Logo, o vazamento saiu de onde? Ora, do Ministério Público Federal. É uma forma de constrangimento evidente, não? Trata-se de uma ação para tornar o Supremo refém do MPF. É sabido que a sociedade, justamente indignada com a sem-vergonhice, é simpática a atalhos legais para que se faça justiça com celeridade.

Trata-se de uma escolha brutalmente errada. No Brasil e em qualquer parte do mundo, políticos tendem a se proteger mutuamente, sabemos disso. Mesmo quando as culpas são evidentes. Contam os interesses objetivos, claro!, mas também certa solidariedade de categoria. E assim é mesmo quando as culpas são evidentes. Vejam a patuscada na Câmara para proteger Eduardo Cunha. Se e quando a iniciativa do órgão investigador atropela a ordem legal, aí, convenham, tanto pior.

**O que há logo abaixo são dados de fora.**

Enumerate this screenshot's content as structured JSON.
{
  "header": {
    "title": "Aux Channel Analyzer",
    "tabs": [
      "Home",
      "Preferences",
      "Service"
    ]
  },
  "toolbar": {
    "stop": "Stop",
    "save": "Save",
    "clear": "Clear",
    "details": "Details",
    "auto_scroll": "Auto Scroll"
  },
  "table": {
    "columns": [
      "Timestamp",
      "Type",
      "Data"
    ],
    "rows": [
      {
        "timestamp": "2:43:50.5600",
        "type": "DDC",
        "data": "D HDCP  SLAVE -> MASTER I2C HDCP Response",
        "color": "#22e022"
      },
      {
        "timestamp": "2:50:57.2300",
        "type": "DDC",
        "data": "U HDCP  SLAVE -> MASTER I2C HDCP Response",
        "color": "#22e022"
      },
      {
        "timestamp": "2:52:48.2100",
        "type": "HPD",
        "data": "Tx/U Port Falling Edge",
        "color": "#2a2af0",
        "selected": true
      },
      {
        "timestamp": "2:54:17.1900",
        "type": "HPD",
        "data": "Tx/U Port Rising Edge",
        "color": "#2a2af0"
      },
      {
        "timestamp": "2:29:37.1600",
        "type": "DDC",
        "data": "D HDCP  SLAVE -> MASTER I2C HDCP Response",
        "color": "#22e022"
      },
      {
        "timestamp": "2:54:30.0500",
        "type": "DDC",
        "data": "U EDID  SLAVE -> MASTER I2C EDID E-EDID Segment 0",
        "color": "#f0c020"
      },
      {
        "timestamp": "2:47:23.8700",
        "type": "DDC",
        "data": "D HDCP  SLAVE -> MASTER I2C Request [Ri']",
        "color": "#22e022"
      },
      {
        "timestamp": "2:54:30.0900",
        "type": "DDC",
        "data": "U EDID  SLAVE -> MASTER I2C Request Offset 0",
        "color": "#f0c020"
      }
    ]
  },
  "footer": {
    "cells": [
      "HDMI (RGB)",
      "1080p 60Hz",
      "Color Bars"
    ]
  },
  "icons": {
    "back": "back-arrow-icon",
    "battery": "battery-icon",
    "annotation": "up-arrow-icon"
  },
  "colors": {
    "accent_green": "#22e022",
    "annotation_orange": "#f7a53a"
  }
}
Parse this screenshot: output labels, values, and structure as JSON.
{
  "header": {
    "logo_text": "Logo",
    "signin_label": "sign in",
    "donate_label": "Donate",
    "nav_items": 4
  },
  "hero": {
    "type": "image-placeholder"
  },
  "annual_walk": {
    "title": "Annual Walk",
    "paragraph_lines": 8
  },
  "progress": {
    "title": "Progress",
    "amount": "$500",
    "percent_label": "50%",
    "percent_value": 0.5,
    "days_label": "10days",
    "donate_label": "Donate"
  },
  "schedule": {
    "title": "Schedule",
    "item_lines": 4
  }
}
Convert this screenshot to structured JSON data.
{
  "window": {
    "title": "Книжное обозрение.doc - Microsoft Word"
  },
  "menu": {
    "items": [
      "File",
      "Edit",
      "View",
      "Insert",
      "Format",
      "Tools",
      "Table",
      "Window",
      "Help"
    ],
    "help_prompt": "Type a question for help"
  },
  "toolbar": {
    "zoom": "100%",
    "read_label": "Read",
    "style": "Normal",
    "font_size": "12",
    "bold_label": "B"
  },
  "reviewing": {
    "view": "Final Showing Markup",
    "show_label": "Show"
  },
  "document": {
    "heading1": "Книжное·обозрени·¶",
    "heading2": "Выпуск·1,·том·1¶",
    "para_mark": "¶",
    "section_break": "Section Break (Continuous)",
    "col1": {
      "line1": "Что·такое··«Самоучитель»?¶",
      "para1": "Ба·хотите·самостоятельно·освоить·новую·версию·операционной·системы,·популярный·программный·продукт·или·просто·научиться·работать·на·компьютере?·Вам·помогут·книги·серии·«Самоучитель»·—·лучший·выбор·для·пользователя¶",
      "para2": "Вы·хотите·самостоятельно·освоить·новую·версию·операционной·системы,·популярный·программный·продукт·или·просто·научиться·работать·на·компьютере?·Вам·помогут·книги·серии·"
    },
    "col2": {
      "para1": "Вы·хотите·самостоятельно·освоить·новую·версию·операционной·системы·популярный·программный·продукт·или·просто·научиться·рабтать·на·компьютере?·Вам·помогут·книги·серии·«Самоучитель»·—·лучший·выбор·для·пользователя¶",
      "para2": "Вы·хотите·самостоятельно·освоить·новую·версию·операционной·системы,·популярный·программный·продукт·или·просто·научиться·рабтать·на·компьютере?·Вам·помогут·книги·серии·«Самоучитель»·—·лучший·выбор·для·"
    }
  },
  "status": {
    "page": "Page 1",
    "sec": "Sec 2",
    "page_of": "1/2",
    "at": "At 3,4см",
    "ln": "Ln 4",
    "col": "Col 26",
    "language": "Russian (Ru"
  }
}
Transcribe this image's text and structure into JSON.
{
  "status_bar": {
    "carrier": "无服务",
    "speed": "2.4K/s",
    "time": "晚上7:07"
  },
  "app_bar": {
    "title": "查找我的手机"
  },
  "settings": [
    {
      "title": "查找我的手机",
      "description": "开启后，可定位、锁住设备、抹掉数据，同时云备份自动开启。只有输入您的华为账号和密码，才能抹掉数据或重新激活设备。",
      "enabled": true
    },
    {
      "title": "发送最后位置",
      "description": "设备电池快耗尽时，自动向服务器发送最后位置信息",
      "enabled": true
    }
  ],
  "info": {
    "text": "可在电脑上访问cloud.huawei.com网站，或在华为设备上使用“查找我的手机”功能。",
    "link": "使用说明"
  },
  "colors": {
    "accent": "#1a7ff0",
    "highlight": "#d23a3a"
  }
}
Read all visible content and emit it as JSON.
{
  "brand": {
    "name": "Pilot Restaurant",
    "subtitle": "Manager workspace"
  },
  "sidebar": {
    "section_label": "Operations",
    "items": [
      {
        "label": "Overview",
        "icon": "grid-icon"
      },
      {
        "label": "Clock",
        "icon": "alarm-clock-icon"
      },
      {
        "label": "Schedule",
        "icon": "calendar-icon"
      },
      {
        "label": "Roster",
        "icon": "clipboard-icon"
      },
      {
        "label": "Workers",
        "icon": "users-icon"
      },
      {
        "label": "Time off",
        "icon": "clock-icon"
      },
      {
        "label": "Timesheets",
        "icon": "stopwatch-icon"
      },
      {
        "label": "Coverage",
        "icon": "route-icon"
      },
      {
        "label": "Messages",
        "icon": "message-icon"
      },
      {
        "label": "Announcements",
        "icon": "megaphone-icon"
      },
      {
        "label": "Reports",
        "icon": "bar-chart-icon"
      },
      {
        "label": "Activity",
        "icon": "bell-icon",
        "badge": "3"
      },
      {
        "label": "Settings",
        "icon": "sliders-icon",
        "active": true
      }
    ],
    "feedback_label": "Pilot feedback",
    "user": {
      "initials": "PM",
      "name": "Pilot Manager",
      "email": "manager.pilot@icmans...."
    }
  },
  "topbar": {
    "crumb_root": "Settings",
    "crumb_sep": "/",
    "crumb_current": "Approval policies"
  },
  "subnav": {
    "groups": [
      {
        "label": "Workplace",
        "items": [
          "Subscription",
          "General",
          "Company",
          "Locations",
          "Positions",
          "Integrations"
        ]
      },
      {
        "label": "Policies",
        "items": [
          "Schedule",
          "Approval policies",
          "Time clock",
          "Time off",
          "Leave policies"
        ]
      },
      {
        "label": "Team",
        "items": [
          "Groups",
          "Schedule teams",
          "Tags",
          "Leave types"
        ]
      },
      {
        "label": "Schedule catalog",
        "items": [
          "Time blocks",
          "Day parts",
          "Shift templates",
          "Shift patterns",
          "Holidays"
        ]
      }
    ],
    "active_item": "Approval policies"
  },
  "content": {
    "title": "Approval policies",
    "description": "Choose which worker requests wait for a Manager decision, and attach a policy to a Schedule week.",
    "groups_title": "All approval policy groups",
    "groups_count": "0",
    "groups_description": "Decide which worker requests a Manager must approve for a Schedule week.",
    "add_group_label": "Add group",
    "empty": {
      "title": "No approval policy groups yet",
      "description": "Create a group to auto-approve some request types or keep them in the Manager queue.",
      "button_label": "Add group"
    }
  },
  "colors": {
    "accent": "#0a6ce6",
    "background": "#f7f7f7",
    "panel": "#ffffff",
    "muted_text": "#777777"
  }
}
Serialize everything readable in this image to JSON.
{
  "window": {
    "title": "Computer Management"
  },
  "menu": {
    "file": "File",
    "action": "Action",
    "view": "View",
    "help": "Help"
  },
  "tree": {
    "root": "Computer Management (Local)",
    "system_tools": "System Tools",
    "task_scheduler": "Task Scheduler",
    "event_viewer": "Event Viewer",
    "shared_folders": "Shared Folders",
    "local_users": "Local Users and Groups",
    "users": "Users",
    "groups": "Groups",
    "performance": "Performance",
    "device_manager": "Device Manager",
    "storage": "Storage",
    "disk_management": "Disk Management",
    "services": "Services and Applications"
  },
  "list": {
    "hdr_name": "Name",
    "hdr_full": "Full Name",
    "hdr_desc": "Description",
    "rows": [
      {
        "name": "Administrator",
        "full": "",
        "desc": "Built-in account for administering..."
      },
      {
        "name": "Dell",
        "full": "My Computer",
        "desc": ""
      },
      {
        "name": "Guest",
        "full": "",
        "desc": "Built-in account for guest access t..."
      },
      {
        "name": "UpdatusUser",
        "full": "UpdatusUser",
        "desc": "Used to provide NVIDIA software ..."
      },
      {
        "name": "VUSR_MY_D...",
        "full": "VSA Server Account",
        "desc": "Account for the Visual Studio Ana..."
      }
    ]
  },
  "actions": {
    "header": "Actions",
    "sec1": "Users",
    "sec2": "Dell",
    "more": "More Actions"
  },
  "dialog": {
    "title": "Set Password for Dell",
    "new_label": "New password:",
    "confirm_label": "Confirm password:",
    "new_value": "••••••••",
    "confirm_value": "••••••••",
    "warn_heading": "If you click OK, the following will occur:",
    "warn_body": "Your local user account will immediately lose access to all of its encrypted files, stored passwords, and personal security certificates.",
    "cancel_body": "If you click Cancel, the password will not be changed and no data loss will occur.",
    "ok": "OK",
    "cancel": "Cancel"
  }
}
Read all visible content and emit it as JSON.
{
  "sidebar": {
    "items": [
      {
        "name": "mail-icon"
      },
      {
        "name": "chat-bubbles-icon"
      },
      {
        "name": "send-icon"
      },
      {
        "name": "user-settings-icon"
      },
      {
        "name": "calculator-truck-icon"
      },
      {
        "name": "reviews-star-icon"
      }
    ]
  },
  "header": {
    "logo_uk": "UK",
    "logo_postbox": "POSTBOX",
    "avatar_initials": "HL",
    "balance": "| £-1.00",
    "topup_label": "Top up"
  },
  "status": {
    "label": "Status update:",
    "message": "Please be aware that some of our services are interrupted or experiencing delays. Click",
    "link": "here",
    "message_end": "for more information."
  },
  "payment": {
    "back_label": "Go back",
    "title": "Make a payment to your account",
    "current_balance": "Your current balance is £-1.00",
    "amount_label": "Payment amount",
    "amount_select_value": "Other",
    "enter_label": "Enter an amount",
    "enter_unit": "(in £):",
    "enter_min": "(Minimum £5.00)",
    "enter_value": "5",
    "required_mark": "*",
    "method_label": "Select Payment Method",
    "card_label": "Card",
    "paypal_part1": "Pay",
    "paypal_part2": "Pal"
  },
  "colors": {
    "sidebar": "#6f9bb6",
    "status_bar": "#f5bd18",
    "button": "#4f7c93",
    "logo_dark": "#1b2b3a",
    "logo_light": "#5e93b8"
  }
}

Não! Não estou reivindicando leis de exceção para proteger o trio. Estou é destacando que não existem leis de exceção para prendê-lo. Que a Lava-Jato investigue tudo, livre, sem interdições e interferências. Mas que ela não seja livre das regras do estado de direito.

Os hipócritas
Se querem a evidência da hipocrisia de parte considerável do jornalismo, mesmo o da grande imprensa, que tem o nariz vermelho, eis a chance: vive a gritar que a Lava-Jato é autoritária e, com frequência, não respeita certos limites. Quando, no entanto, os alvos são peemedebistas, aí tudo lhe parece de uma absoluta normalidade.

“Ah, e você? Não faz a mesma coisa?” Não! Faço jornalismo analítico, não torcida de estádio. Critiquei a condução coercitiva de Lula, por exemplo. E já deixei claro, mesmo quando o alvo é o PT, que não endosso vazamentos de material que está sob sigilo, e isso nada tem a ver com o direito — e o dever — que tem a imprensa de divulgá-los.

Minha régua nas questões públicas é o estado de direito. Não apoio esse ou aquele procedimentos a depender de quem seja o alvo. Acho que é uma questão de honestidade intelectual.

Esse destrambelhamento geral de querer meter todo mundo na cadeia, de baciada, por razões erradas, só serve a quem está apostando no clima do “quanto pior, melhor” para justificar novas eleições.

Esse, definitivamente, não é um bom caminho.

A Lava-Jato tem de ser livre. Mas não pode ser arbitrária. Ou ganham os inimigos da democracia. Ou ganha o PT.